Je ne sais si mes deux amis avaient concocté la chose à l’avance, ou s’ils y ont seulement pensé sur le moment, mais leur demande était impérieuse, et j’ai senti que je ne pouvais pas m’y soustraire.

Leurs reproches n’étaient pas injustifiés. Il est vrai que j’ai, depuis l’enfance, l’habitude de faire raconter aux gens leurs histoires sans leur dire grand-chose en retour. C’est là un défaut que je reconnais d’autant plus volontiers qu’il procède d’une qualité. J’ai plaisir à écouter les autres, à m’embarquer par la pensée dans leurs récits, à épouser leurs dilemmes. Mais l’écoute, qui est une attitude de générosité, peut devenir une attitude prédatrice si l’on se nourrit de l’expérience des autres et qu’on les prive de la sienne.

Face à la rébellion de mes vieux amis, je ne pouvais que céder.
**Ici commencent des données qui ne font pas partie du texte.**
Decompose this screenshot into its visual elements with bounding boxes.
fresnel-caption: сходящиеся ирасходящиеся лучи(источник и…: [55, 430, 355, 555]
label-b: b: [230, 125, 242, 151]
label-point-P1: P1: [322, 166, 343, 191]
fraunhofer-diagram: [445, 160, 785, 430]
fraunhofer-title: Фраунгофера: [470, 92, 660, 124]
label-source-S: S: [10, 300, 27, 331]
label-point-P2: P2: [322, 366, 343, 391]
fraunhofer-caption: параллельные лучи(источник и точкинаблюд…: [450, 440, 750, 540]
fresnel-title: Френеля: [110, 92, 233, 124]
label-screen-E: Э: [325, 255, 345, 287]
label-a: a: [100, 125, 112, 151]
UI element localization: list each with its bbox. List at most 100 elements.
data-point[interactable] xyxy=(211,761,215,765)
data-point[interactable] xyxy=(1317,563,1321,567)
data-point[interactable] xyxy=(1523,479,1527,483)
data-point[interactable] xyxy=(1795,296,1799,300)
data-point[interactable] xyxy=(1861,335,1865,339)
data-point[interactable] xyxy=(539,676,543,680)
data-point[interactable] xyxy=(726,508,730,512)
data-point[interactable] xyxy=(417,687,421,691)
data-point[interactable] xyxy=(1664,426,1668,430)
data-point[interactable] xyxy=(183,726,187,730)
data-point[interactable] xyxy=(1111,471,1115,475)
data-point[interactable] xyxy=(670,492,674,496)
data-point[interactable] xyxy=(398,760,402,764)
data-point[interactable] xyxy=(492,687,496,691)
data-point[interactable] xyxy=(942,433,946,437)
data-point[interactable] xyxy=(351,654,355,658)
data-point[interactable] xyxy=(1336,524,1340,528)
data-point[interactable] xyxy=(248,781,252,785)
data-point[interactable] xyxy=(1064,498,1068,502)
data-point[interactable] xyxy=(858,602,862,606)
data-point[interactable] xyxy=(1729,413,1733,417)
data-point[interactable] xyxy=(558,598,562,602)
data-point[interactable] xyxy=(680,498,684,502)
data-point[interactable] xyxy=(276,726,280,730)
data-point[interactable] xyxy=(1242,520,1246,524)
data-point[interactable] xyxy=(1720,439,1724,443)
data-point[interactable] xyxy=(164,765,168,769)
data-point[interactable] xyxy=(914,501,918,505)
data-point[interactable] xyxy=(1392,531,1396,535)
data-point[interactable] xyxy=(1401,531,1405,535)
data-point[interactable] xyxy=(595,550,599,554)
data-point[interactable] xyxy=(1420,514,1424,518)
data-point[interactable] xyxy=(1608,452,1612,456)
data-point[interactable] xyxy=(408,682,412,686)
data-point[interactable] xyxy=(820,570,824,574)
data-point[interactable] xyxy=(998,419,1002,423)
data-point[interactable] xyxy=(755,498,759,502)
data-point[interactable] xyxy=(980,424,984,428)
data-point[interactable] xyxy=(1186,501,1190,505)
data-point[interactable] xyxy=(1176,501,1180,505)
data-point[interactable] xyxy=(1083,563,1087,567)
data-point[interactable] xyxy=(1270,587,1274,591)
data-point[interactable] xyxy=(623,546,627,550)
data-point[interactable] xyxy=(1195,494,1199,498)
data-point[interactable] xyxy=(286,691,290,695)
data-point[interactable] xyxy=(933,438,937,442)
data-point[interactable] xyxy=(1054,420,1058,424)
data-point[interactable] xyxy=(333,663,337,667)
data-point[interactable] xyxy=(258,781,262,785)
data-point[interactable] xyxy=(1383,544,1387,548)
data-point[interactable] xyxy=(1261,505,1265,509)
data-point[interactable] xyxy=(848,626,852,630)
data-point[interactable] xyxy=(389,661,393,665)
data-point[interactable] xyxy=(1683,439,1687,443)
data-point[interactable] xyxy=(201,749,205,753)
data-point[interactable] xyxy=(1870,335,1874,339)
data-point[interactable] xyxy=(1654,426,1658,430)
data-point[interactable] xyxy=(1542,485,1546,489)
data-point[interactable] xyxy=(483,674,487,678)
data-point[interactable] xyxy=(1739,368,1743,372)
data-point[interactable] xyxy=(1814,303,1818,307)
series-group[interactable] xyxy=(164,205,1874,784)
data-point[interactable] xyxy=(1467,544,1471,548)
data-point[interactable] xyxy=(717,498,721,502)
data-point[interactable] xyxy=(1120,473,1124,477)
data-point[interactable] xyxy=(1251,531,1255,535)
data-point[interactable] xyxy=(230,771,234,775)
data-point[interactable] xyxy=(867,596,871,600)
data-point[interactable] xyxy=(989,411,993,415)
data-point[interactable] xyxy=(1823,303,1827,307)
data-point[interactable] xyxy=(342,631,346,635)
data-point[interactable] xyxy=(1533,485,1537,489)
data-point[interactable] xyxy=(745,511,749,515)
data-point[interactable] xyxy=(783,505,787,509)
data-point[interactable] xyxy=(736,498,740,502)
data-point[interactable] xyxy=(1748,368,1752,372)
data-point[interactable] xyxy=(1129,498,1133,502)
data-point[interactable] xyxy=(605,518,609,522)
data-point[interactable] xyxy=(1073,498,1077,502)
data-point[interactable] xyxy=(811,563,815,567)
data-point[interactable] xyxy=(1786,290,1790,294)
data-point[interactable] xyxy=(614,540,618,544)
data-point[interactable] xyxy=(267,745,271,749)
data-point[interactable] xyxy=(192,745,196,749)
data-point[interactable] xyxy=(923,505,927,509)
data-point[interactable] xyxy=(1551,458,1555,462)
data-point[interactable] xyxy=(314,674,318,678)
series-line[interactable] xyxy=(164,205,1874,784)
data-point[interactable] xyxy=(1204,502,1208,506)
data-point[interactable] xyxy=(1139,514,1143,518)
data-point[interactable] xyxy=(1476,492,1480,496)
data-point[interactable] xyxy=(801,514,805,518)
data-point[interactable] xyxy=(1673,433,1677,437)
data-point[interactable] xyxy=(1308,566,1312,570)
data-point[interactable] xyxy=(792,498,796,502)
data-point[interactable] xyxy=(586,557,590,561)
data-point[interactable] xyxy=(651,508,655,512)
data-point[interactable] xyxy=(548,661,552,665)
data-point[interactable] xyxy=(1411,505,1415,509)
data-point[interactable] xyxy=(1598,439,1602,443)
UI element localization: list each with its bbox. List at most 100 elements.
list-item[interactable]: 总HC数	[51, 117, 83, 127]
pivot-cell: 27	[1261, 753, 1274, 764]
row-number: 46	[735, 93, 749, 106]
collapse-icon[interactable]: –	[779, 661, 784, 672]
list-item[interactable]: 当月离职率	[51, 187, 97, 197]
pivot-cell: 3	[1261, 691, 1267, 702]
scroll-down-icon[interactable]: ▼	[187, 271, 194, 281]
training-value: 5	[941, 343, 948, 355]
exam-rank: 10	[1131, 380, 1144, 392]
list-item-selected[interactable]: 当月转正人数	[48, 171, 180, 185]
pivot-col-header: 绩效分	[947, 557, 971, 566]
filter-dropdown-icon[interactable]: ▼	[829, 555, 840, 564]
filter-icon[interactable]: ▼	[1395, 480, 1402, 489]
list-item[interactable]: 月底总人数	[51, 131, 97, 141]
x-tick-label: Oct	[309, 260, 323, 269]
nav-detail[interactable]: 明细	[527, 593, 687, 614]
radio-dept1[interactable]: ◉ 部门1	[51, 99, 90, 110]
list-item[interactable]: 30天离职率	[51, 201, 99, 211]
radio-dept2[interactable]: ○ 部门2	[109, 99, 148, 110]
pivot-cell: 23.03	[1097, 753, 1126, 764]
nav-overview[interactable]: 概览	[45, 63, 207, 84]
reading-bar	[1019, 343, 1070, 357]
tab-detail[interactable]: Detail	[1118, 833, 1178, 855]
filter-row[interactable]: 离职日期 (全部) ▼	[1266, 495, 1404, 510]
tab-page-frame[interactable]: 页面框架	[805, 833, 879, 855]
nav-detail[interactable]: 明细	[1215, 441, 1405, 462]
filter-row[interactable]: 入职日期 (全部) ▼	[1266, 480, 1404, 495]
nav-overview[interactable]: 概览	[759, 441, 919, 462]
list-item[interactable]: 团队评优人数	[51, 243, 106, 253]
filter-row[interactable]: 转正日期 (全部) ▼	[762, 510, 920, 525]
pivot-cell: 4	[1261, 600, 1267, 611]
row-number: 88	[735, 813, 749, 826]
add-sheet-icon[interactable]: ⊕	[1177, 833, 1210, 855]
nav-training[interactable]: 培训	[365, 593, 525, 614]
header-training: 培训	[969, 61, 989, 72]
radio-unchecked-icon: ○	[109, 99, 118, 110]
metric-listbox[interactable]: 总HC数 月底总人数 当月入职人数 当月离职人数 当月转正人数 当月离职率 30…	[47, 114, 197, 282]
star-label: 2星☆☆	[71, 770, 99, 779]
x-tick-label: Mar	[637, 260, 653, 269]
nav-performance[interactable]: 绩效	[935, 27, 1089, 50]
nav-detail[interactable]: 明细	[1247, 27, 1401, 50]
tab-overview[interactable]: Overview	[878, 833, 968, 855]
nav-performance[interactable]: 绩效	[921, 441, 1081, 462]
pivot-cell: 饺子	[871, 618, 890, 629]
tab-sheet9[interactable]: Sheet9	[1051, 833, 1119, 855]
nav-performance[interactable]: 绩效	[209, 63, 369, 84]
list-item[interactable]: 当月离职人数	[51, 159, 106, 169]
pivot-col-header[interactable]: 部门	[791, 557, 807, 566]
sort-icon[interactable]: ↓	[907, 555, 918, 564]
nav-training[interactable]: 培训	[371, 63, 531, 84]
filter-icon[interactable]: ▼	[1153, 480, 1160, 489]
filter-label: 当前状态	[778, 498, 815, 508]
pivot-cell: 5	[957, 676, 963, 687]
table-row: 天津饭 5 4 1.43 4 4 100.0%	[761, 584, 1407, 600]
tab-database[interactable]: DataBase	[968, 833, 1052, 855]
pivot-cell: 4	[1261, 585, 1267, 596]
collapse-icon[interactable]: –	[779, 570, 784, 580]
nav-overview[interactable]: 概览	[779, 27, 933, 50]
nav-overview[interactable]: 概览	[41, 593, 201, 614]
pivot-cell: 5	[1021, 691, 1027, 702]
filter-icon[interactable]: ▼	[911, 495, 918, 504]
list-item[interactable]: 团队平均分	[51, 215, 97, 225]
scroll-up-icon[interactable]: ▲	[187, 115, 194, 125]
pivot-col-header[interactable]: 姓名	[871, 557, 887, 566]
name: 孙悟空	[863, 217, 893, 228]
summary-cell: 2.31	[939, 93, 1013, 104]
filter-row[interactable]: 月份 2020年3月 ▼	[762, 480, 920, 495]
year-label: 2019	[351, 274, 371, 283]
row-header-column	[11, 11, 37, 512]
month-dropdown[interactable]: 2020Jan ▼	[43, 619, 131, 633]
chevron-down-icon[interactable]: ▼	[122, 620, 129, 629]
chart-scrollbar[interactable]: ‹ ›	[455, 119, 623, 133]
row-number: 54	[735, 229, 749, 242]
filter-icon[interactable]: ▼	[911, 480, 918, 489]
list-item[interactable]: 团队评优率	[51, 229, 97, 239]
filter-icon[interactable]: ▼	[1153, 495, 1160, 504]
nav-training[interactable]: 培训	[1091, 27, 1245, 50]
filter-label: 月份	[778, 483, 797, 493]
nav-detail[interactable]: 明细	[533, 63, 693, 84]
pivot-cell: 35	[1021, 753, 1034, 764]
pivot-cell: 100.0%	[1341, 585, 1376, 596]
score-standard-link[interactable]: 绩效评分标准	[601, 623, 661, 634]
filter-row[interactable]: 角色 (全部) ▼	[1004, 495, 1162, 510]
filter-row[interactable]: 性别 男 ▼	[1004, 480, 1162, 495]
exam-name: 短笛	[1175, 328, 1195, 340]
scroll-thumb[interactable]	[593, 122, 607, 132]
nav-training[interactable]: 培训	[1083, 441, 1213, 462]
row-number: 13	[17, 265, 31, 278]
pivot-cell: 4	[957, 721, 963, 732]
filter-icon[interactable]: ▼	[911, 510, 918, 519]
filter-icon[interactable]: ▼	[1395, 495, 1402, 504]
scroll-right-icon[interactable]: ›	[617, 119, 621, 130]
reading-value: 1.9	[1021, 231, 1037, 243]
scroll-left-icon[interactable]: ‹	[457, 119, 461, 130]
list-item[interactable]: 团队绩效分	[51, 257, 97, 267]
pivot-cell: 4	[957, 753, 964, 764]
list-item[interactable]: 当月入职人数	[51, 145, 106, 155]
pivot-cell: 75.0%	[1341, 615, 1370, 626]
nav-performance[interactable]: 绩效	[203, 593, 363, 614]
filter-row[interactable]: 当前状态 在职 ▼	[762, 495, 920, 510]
De toute manière, mon comportement n’a jamais eu d’autre cause que la timidité et la pudeur. J’ai toujours du mal à croire que mes propres histoires puissent intéresser quiconque. Quand on m’assure du contraire et qu’on me conjure de raconter, je m’exécute volontiers. Je n’ai rien à cacher. Ou plutôt si, j’ai à cacher, mais pas plus aux autres qu’à moi-même.

En l’occurrence, si j’ai toujours évité de parler de la maison de mon enfance, c’est tout simplement parce que je m’efforçais de ne pas y penser.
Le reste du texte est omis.